Made sense if one thinks of the `os` layer as the arbiter that has to lie to the caller to abstract aways platform stuff, and the `Linux` layer as the real truth source.

Similar for available memory:

os::available_memory()
        |
        v
os::Linux::available_memory()
        |
        |-----------------------------------------
        |                                        |
        v                                        v
OSContainer::memory_limit_in_bytes()    or returns host available memory

Already a bit crooked, since here the splicing is done at the `::Linux` layer.

With this patch we have:

os::physical_memory()  
        |
        |-----------------------------------------
        |                                        |
        v                                        v
OSContainer::memory_limit_in_bytes()    os::Linux::physical_memory()
        |
        |-----------------------------------------
        |                                        |
        v                                        v
os::Linux::physical_memory()            or returns cgroup limit

and

os::available_memory()
        |
        v
os::Linux::available_memory()
        |
        |-----------------------------------------
        |                                        |
        v                                        v
OSContainer::memory_limit_in_bytes()    or returns host physical memory
        |
        |-----------------------------------------
        |                                        |
        v                                        v
os::Linux::physical_memory()            or returns cgroup limit

This is getting a bit hard to understand. The only one behaving as advertised is `os::Linux::physical_memory()`, everyone else is somehow splicing other information in. Of course a lot of this is preexisting and has nothing to do with this patch. But it deepens the confusion.

One thing I don't understand is, why does this calculation have to be done at every invocation to os::available_memory()/os::physical_memory()/OSContainer::memory_limit_in_bytes() etc?
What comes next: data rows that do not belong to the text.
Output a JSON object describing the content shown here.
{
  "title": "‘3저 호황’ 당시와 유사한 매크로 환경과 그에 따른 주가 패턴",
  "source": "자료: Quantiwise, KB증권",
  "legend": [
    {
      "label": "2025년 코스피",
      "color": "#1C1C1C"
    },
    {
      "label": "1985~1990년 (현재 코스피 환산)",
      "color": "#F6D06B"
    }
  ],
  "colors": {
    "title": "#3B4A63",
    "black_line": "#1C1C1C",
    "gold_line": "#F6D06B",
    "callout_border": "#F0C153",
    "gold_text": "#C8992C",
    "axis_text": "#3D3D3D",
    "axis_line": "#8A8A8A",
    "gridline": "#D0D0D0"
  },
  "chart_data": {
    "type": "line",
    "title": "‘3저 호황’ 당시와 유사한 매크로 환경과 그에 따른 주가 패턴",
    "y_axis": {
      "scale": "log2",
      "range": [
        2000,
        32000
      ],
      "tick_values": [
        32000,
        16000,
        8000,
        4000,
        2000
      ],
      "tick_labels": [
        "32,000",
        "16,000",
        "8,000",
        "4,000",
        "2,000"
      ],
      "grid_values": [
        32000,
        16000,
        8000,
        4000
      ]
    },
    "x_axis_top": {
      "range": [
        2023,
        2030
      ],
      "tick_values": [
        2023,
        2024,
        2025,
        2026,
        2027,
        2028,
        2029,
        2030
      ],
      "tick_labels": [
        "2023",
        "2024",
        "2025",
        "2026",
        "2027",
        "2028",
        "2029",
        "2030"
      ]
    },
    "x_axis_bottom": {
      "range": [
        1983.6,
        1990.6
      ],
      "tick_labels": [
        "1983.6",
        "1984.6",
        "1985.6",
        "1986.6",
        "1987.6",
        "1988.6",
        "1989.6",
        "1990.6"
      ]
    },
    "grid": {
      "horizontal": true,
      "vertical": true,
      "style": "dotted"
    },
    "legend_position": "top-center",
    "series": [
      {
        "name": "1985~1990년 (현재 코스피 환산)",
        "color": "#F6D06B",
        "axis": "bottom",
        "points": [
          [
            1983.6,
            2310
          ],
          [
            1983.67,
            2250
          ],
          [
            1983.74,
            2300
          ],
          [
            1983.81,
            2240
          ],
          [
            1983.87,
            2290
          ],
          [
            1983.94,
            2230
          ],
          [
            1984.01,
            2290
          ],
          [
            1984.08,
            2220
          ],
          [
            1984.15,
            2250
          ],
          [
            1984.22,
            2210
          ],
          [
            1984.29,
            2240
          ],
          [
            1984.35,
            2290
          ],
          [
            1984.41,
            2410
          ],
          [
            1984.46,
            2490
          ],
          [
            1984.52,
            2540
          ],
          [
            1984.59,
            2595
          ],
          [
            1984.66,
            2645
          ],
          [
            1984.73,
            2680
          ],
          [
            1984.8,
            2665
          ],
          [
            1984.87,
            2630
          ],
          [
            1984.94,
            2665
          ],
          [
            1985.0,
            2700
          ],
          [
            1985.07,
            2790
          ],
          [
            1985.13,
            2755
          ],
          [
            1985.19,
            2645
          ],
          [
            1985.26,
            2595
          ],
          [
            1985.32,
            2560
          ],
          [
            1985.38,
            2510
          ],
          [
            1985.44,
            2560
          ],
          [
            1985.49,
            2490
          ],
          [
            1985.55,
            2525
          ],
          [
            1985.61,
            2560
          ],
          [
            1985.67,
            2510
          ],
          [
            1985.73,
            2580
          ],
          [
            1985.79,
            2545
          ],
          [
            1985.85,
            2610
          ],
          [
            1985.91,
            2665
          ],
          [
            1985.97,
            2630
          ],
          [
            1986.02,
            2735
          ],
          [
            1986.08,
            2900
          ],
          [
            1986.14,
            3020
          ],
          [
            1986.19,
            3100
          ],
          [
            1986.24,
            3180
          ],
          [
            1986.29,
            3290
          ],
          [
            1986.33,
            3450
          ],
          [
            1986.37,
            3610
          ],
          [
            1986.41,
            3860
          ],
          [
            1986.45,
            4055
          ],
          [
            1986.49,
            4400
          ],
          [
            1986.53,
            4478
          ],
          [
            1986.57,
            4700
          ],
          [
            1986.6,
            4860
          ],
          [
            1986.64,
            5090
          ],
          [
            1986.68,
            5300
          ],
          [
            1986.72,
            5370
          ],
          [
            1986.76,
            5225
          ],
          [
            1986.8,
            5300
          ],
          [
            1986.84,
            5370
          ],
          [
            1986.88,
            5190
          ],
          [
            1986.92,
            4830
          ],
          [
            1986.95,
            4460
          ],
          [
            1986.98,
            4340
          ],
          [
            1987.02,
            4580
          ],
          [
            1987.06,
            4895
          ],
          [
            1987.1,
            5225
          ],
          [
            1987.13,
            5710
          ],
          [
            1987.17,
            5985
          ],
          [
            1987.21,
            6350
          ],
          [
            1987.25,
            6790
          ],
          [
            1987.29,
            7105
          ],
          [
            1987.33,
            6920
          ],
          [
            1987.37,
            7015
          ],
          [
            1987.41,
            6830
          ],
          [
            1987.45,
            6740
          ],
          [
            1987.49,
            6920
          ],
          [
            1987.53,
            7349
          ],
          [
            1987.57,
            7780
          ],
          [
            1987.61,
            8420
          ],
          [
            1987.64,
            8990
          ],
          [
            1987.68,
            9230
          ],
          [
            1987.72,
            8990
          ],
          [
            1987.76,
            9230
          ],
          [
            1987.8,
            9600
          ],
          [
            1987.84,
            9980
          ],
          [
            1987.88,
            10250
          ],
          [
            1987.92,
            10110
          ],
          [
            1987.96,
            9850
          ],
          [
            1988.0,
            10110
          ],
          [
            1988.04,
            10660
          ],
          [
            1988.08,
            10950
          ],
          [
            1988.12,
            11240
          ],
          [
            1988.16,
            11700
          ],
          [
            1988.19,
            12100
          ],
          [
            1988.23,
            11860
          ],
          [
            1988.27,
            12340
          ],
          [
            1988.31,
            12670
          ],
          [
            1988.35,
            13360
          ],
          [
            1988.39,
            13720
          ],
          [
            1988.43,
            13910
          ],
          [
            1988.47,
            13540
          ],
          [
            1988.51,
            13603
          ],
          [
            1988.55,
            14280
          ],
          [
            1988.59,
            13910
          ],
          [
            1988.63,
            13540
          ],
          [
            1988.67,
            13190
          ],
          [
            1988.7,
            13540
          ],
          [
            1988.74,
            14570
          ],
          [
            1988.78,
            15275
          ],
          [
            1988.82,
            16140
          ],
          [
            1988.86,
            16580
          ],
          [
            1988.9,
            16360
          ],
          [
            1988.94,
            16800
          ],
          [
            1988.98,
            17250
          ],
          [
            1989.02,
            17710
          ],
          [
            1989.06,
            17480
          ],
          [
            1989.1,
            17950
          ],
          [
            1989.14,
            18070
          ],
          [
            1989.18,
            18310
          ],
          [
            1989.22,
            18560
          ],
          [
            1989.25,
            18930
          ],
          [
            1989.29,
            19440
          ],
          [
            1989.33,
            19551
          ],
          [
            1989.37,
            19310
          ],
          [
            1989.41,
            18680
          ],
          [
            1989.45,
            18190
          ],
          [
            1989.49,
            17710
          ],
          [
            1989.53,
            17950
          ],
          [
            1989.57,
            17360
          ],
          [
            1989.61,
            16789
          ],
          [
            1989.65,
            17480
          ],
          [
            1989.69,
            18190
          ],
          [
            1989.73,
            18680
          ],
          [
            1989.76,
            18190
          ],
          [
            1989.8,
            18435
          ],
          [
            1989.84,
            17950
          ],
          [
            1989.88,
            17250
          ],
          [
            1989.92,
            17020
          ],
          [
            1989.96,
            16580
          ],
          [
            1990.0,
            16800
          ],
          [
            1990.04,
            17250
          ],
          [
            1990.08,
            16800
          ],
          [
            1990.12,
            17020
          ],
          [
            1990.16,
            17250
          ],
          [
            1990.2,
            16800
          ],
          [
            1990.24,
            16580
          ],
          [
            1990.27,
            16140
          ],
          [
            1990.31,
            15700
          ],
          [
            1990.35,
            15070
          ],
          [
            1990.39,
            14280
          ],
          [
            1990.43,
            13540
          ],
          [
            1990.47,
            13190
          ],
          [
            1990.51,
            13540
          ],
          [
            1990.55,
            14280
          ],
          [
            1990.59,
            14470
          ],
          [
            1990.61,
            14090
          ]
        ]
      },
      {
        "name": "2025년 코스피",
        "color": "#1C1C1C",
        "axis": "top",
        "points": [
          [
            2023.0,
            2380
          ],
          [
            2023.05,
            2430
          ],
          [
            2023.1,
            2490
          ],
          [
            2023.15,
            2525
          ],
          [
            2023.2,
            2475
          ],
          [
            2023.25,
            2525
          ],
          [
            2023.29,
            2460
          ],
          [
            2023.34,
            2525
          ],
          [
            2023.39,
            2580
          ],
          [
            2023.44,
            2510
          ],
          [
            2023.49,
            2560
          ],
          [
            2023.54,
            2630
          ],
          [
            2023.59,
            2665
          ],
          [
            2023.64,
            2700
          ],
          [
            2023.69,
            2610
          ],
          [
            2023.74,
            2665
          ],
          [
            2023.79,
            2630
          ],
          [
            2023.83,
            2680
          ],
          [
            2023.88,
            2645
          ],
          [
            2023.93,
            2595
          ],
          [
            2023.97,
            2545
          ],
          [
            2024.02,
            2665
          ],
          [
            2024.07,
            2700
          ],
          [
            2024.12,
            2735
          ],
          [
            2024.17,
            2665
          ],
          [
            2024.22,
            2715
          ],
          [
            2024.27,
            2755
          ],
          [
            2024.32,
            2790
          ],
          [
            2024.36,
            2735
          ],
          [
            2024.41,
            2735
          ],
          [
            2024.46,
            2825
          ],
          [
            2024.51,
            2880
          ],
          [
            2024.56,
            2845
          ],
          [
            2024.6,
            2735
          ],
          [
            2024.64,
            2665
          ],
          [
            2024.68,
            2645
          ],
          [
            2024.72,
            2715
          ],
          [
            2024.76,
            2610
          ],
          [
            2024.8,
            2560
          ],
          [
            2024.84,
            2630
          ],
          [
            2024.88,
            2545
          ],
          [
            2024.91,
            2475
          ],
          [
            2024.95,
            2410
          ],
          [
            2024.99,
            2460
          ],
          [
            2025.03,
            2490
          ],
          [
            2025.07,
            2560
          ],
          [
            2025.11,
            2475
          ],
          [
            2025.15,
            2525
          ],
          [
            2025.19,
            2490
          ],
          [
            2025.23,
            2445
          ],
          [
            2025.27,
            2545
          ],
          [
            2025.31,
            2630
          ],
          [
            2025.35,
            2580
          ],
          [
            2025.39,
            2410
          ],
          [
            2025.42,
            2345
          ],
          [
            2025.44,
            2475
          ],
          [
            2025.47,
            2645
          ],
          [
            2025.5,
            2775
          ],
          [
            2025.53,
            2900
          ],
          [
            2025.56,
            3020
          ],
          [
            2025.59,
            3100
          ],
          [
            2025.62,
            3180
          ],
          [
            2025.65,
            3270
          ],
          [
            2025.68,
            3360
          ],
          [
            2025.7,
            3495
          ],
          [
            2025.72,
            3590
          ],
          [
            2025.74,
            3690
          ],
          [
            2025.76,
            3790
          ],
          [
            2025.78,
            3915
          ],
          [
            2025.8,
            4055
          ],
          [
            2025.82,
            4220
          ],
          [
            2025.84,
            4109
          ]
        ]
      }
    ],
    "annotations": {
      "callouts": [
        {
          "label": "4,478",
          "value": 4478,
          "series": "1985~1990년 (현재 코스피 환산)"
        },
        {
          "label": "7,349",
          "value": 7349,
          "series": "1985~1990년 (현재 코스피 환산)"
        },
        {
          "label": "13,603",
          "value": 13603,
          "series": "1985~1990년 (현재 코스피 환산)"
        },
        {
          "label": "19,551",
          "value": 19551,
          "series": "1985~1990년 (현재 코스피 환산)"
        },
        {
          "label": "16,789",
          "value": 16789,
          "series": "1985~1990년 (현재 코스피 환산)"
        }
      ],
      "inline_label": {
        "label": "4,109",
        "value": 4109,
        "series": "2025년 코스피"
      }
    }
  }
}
Yes, cgroup limits can change, but AFAIK there is nothing in the VM that can react to these changes anyway. Heap geometry etc. gets sorted out at VM start.

So why do we do not just do this:

  // We need to update the amount of physical memory now that
  // cgroup subsystem files have been processed.
-  if ((mem_limit = cgroup_subsystem->memory_limit_in_bytes()) > 0) {
+  size_t mem_limit = cgroup_subsystem->memory_limit_in_bytes();
+  if (mem_limit > 0 && mem_limit < os::Linux::physical_limit()) {
    os::Linux::set_physical_memory(mem_limit);
    log_info(os, container)("Memory Limit is: " JLONG_FORMAT, mem_limit);
  }

and be done with it?

-------------

PR: https://git.openjdk.org/jdk/pull/9880